Being successful is not defined by your work environment, it is in your hands.
Even before the coronavirus, there were plenty of benefits that might accrue to you if you work from home. However, many of them are closely intertwined with having the right office, good equipment, and the temperament to work from a home office.
For over ten years, we had a cattle farm and while I had a home office for a couple of weeks out of the year during tax season, most of my time was spent on a tractor. In 1981, we dispersed our cattle, and I got my first home office job. It is good that I waited until then because it was nearly impossible to do the job without a computer and Apple II+s like I bought were just starting to land on desktops. That job only lasted six months but it led to my first go-to-the-office-every-day job, selling Apple computers and managing the salespeople in five distinct offices.
After two years of that, I landed at Apple and my career of being in the office occasionally while mostly working from home began in earnest. In the next twenty years, I rapidly moved up to the corporate ladder and eventually became director of federal sales. Even then I was rarely in the office more than half the workdays of a month. I actually credit my home office as one of the reasons that I managed to last nearly twenty years at Apple. Sometimes having some geographic separation from upper management is a good thing.
Technology evolving from email on a mainframe to email on your phone and every other imaginable device has made working from home much easier over the years. Here is a list of what has helped me be successful.
- Having a dedicated, private physical space has been an unwavering success factor for me. You cannot do great work until you are in a space where you can concentrate.

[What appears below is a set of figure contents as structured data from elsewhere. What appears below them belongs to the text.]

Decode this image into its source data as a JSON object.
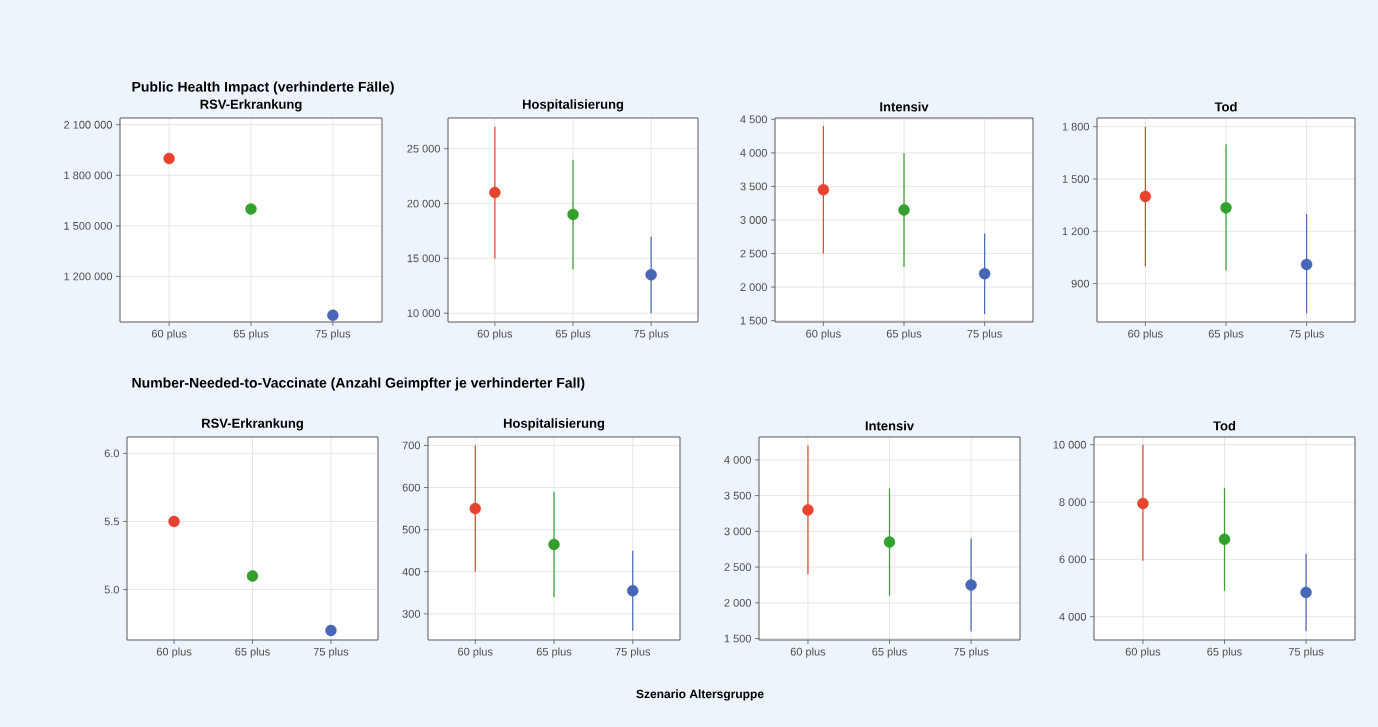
{
  "chart_data": [
    {
      "type": "scatter",
      "title": "RSV-Erkrankung",
      "annotations": [
        "Public Health Impact (verhinderte Fälle)"
      ],
      "categories": [
        "60 plus",
        "65 plus",
        "75 plus"
      ],
      "values": [
        1900000,
        1600000,
        970000
      ],
      "colors": [
        "#e8432f",
        "#33a02c",
        "#4766b8"
      ],
      "ylim": [
        930000,
        2140000
      ],
      "yticks": [
        {
          "value": 1200000,
          "label": "1 200 000"
        },
        {
          "value": 1500000,
          "label": "1 500 000"
        },
        {
          "value": 1800000,
          "label": "1 800 000"
        },
        {
          "value": 2100000,
          "label": "2 100 000"
        }
      ],
      "grid": true,
      "marker": "circle"
    },
    {
      "type": "scatter",
      "title": "Hospitalisierung",
      "categories": [
        "60 plus",
        "65 plus",
        "75 plus"
      ],
      "values": [
        21000,
        19000,
        13500
      ],
      "errors": [
        [
          15000,
          27000
        ],
        [
          14000,
          24000
        ],
        [
          10000,
          17000
        ]
      ],
      "colors": [
        "#e8432f",
        "#33a02c",
        "#4766b8"
      ],
      "ylim": [
        9200,
        27800
      ],
      "yticks": [
        {
          "value": 10000,
          "label": "10 000"
        },
        {
          "value": 15000,
          "label": "15 000"
        },
        {
          "value": 20000,
          "label": "20 000"
        },
        {
          "value": 25000,
          "label": "25 000"
        }
      ],
      "grid": true,
      "marker": "circle"
    },
    {
      "type": "scatter",
      "title": "Intensiv",
      "categories": [
        "60 plus",
        "65 plus",
        "75 plus"
      ],
      "values": [
        3450,
        3150,
        2200
      ],
      "errors": [
        [
          2500,
          4400
        ],
        [
          2300,
          4000
        ],
        [
          1600,
          2800
        ]
      ],
      "colors": [
        "#e8432f",
        "#33a02c",
        "#4766b8"
      ],
      "ylim": [
        1480,
        4520
      ],
      "yticks": [
        {
          "value": 1500,
          "label": "1 500"
        },
        {
          "value": 2000,
          "label": "2 000"
        },
        {
          "value": 2500,
          "label": "2 500"
        },
        {
          "value": 3000,
          "label": "3 000"
        },
        {
          "value": 3500,
          "label": "3 500"
        },
        {
          "value": 4000,
          "label": "4 000"
        },
        {
          "value": 4500,
          "label": "4 500"
        }
      ],
      "grid": true,
      "marker": "circle"
    },
    {
      "type": "scatter",
      "title": "Tod",
      "categories": [
        "60 plus",
        "65 plus",
        "75 plus"
      ],
      "values": [
        1400,
        1335,
        1010
      ],
      "errors": [
        [
          1000,
          1800
        ],
        [
          975,
          1700
        ],
        [
          730,
          1300
        ]
      ],
      "colors": [
        "#e8432f",
        "#33a02c",
        "#4766b8"
      ],
      "ylim": [
        680,
        1850
      ],
      "yticks": [
        900,
        {
          "value": 1200,
          "label": "1 200"
        },
        {
          "value": 1500,
          "label": "1 500"
        },
        {
          "value": 1800,
          "label": "1 800"
        }
      ],
      "grid": true,
      "marker": "circle"
    },
    {
      "type": "scatter",
      "title": "RSV-Erkrankung",
      "annotations": [
        "Number-Needed-to-Vaccinate (Anzahl Geimpfter je verhinderter Fall)"
      ],
      "categories": [
        "60 plus",
        "65 plus",
        "75 plus"
      ],
      "values": [
        5.5,
        5.1,
        4.7
      ],
      "colors": [
        "#e8432f",
        "#33a02c",
        "#4766b8"
      ],
      "ylim": [
        4.63,
        6.12
      ],
      "yticks": [
        {
          "value": 5.0,
          "label": "5.0"
        },
        {
          "value": 5.5,
          "label": "5.5"
        },
        {
          "value": 6.0,
          "label": "6.0"
        }
      ],
      "grid": true,
      "marker": "circle"
    },
    {
      "type": "scatter",
      "title": "Hospitalisierung",
      "xlabel": "Szenario Altersgruppe",
      "categories": [
        "60 plus",
        "65 plus",
        "75 plus"
      ],
      "values": [
        550,
        465,
        355
      ],
      "errors": [
        [
          400,
          700
        ],
        [
          340,
          590
        ],
        [
          260,
          450
        ]
      ],
      "colors": [
        "#e8432f",
        "#33a02c",
        "#4766b8"
      ],
      "ylim": [
        238,
        720
      ],
      "yticks": [
        300,
        400,
        500,
        600,
        700
      ],
      "grid": true,
      "marker": "circle"
    },
    {
      "type": "scatter",
      "title": "Intensiv",
      "categories": [
        "60 plus",
        "65 plus",
        "75 plus"
      ],
      "values": [
        3300,
        2850,
        2250
      ],
      "errors": [
        [
          2400,
          4200
        ],
        [
          2100,
          3600
        ],
        [
          1600,
          2900
        ]
      ],
      "colors": [
        "#e8432f",
        "#33a02c",
        "#4766b8"
      ],
      "ylim": [
        1480,
        4320
      ],
      "yticks": [
        {
          "value": 1500,
          "label": "1 500"
        },
        {
          "value": 2000,
          "label": "2 000"
        },
        {
          "value": 2500,
          "label": "2 500"
        },
        {
          "value": 3000,
          "label": "3 000"
        },
        {
          "value": 3500,
          "label": "3 500"
        },
        {
          "value": 4000,
          "label": "4 000"
        }
      ],
      "grid": true,
      "marker": "circle"
    },
    {
      "type": "scatter",
      "title": "Tod",
      "categories": [
        "60 plus",
        "65 plus",
        "75 plus"
      ],
      "values": [
        7950,
        6700,
        4850
      ],
      "errors": [
        [
          5950,
          10000
        ],
        [
          4900,
          8500
        ],
        [
          3500,
          6200
        ]
      ],
      "colors": [
        "#e8432f",
        "#33a02c",
        "#4766b8"
      ],
      "ylim": [
        3190,
        10270
      ],
      "yticks": [
        {
          "value": 4000,
          "label": "4 000"
        },
        {
          "value": 6000,
          "label": "6 000"
        },
        {
          "value": 8000,
          "label": "8 000"
        },
        {
          "value": 10000,
          "label": "10 000"
        }
      ],
      "grid": true,
      "marker": "circle"
    }
  ]
}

- Developing the technical skills to support yourself in your company's specific environment is really important. You are not going to thrive if you are always calling someone for help.
- Using the right equipment to match your needs and the requirements of your company is essential.

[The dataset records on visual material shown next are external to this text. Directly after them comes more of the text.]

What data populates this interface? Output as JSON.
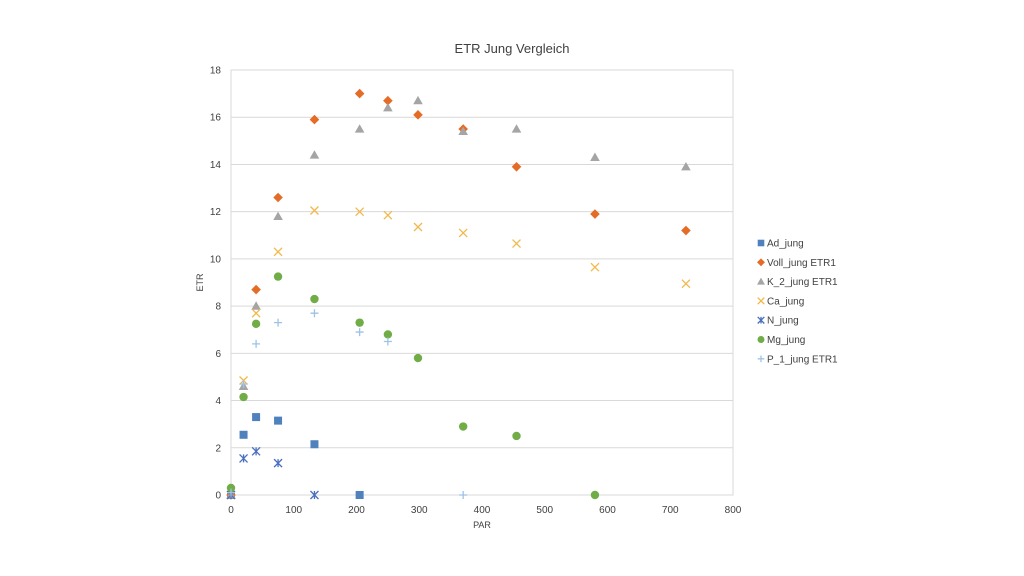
{
  "chart_data": {
    "type": "scatter",
    "title": "ETR Jung Vergleich",
    "xlabel": "PAR",
    "ylabel": "ETR",
    "xlim": [
      0,
      800
    ],
    "ylim": [
      0,
      18
    ],
    "xticks": [
      0,
      100,
      200,
      300,
      400,
      500,
      600,
      700,
      800
    ],
    "yticks": [
      0,
      2,
      4,
      6,
      8,
      10,
      12,
      14,
      16,
      18
    ],
    "grid": "horizontal",
    "legend_position": "right",
    "series": [
      {
        "name": "Ad_jung",
        "marker": "square",
        "color": "#4f81bd",
        "x": [
          0,
          20,
          40,
          75,
          133,
          205
        ],
        "y": [
          0,
          2.55,
          3.3,
          3.15,
          2.15,
          0
        ]
      },
      {
        "name": "Voll_jung ETR1",
        "marker": "diamond",
        "color": "#e46c26",
        "x": [
          0,
          40,
          75,
          133,
          205,
          250,
          298,
          370,
          455,
          580,
          725
        ],
        "y": [
          0,
          8.7,
          12.6,
          15.9,
          17.0,
          16.7,
          16.1,
          15.5,
          13.9,
          11.9,
          11.2
        ]
      },
      {
        "name": "K_2_jung ETR1",
        "marker": "triangle",
        "color": "#a5a5a5",
        "x": [
          0,
          20,
          40,
          75,
          133,
          205,
          250,
          298,
          370,
          455,
          580,
          725
        ],
        "y": [
          0,
          4.6,
          8.0,
          11.8,
          14.4,
          15.5,
          16.4,
          16.7,
          15.4,
          15.5,
          14.3,
          13.9
        ]
      },
      {
        "name": "Ca_jung",
        "marker": "x",
        "color": "#f2b84b",
        "x": [
          0,
          20,
          40,
          75,
          133,
          205,
          250,
          298,
          370,
          455,
          580,
          725
        ],
        "y": [
          0,
          4.85,
          7.7,
          10.3,
          12.05,
          12.0,
          11.85,
          11.35,
          11.1,
          10.65,
          9.65,
          8.95
        ]
      },
      {
        "name": "N_jung",
        "marker": "star",
        "color": "#4a6fc1",
        "x": [
          0,
          20,
          40,
          75,
          133
        ],
        "y": [
          0,
          1.55,
          1.85,
          1.35,
          0
        ]
      },
      {
        "name": "Mg_jung",
        "marker": "circle",
        "color": "#70ad47",
        "x": [
          0,
          20,
          40,
          75,
          133,
          205,
          250,
          298,
          370,
          455,
          580
        ],
        "y": [
          0.3,
          4.15,
          7.25,
          9.25,
          8.3,
          7.3,
          6.8,
          5.8,
          2.9,
          2.5,
          0
        ]
      },
      {
        "name": "P_1_jung ETR1",
        "marker": "plus",
        "color": "#9dc3e6",
        "x": [
          0,
          20,
          40,
          75,
          133,
          205,
          250,
          370
        ],
        "y": [
          0.1,
          4.7,
          6.4,
          7.3,
          7.7,
          6.9,
          6.5,
          0
        ]
      }
    ]
  }
}
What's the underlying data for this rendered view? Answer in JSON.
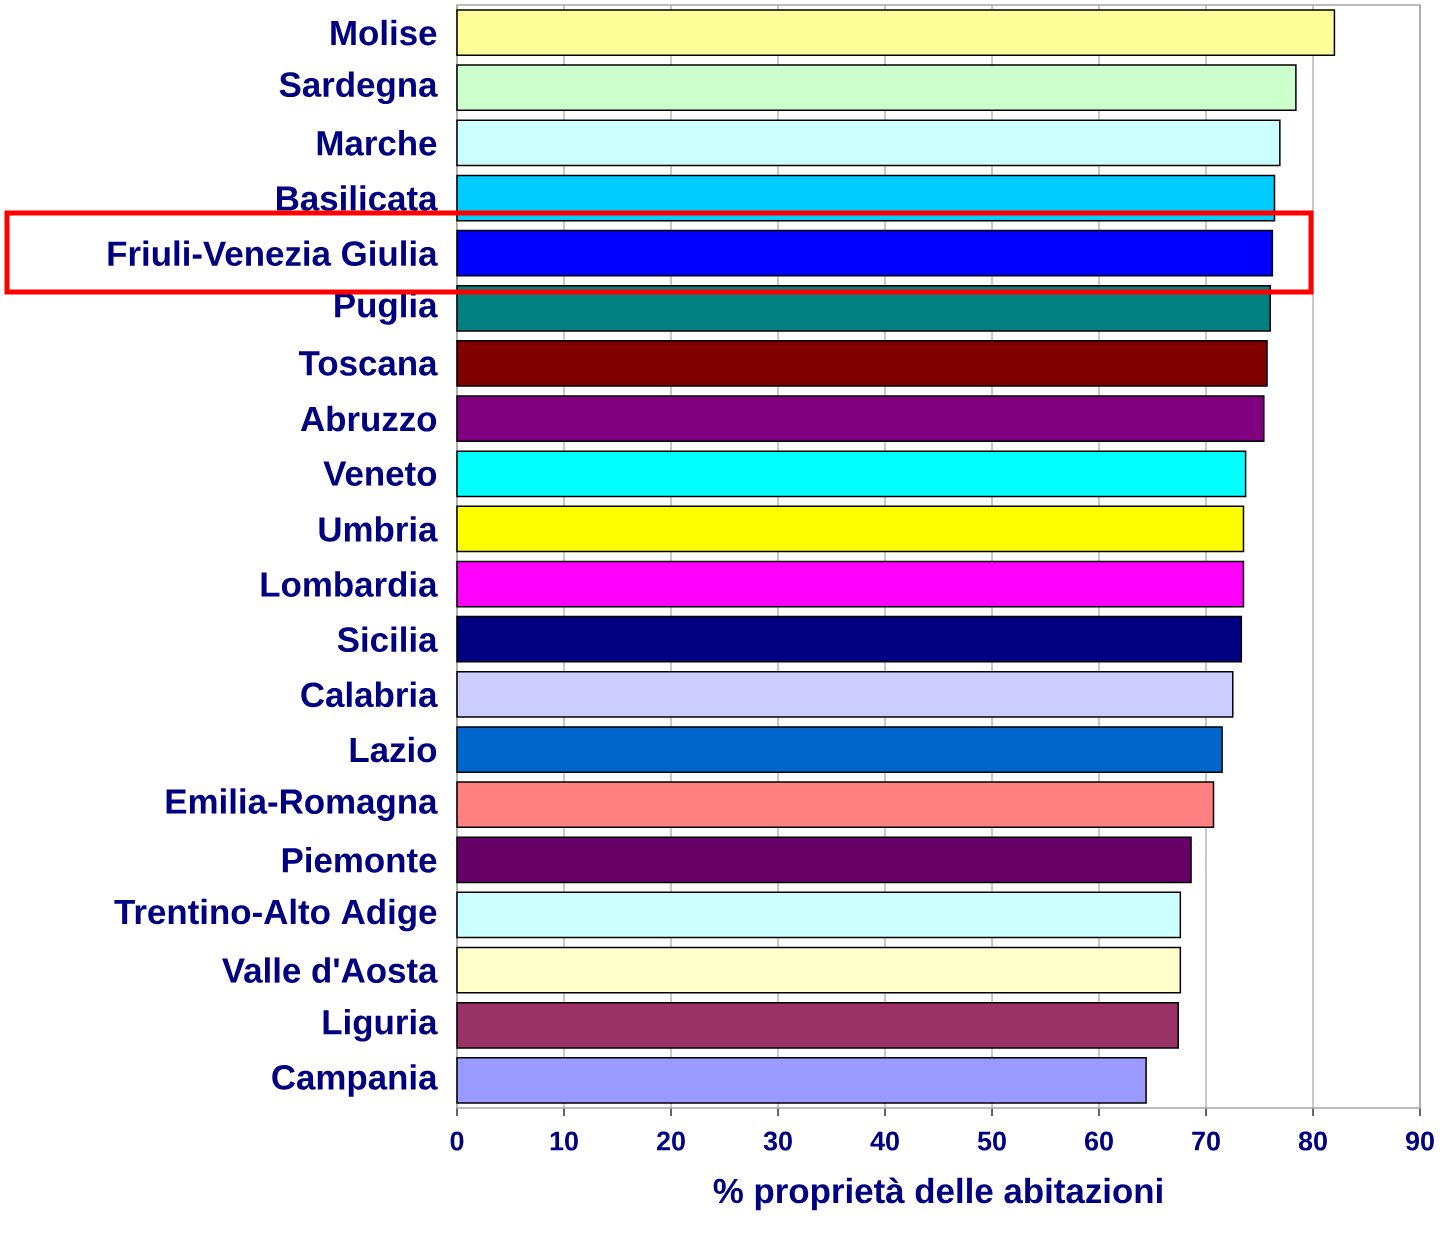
{
  "chart_data": {
    "type": "bar",
    "orientation": "horizontal",
    "xlabel": "% proprietà delle abitazioni",
    "categories": [
      "Molise",
      "Sardegna",
      "Marche",
      "Basilicata",
      "Friuli-Venezia Giulia",
      "Puglia",
      "Toscana",
      "Abruzzo",
      "Veneto",
      "Umbria",
      "Lombardia",
      "Sicilia",
      "Calabria",
      "Lazio",
      "Emilia-Romagna",
      "Piemonte",
      "Trentino-Alto Adige",
      "Valle d'Aosta",
      "Liguria",
      "Campania"
    ],
    "values": [
      82.0,
      78.4,
      76.9,
      76.4,
      76.2,
      76.0,
      75.7,
      75.4,
      73.7,
      73.5,
      73.5,
      73.3,
      72.5,
      71.5,
      70.7,
      68.6,
      67.6,
      67.6,
      67.4,
      64.4
    ],
    "colors": [
      "#ffff99",
      "#ccffcc",
      "#ccffff",
      "#00ccff",
      "#0000ff",
      "#008080",
      "#800000",
      "#800080",
      "#00ffff",
      "#ffff00",
      "#ff00ff",
      "#000080",
      "#ccccff",
      "#0066cc",
      "#ff8080",
      "#660066",
      "#ccffff",
      "#ffffcc",
      "#993366",
      "#9999ff"
    ],
    "xlim": [
      0,
      90
    ],
    "xticks": [
      0,
      10,
      20,
      30,
      40,
      50,
      60,
      70,
      80,
      90
    ],
    "grid": "x"
  }
}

- Creating a routine that matches the needs of your company can actually help you do better than office-bound personnel.
- Communicating frequently and often with others in and outside your company is a lifeline to sanity and success.
At times the right equipment can be daunting. When I started managing an Apple higher education team in 1993, my office had three phone lines, one for talking, one for a data connection and another for someone calling in when I was on the other line. Creating a network in the early days was no picnic and there was no cloud for storage or collaboration.
Today, Slack, one phone line, and a reasonable Internet connection handle my communications needs. It would be even better if I had a fiber connection with symmetric up and down speed for better video conferencing.
I have found that having multiple computers is a benefit. Because I can get pulled in different directions, I like just being able to swing my chair around to another task. My desks have two Macs, one Windows 10 machine, and one Linux box. I have my own NAS, three printers, and a scanner. I did my own Ethernet cabling when we built this addition where my new office is but most people might be fine with wireless. My office uses wired Ethernet. I wouldn't have it any other way. My own personal computer is a Google Pixelbook which almost never comes to my office. Keeping personal and work computers separate also helps.
I keep slightly offset hours compared to our CEO. That means when he is at lunch, I can work on materials that need to be finished with a joint effort later in the day.
Being successful in a home office does not require putting on a suit every day, but it does demand sticking to what needs to be done, using the right tools, and approaching the job with the right mindset. I have been very successful with shorts and a t-shirt for many years. I don't miss the ties or the modems of the early years.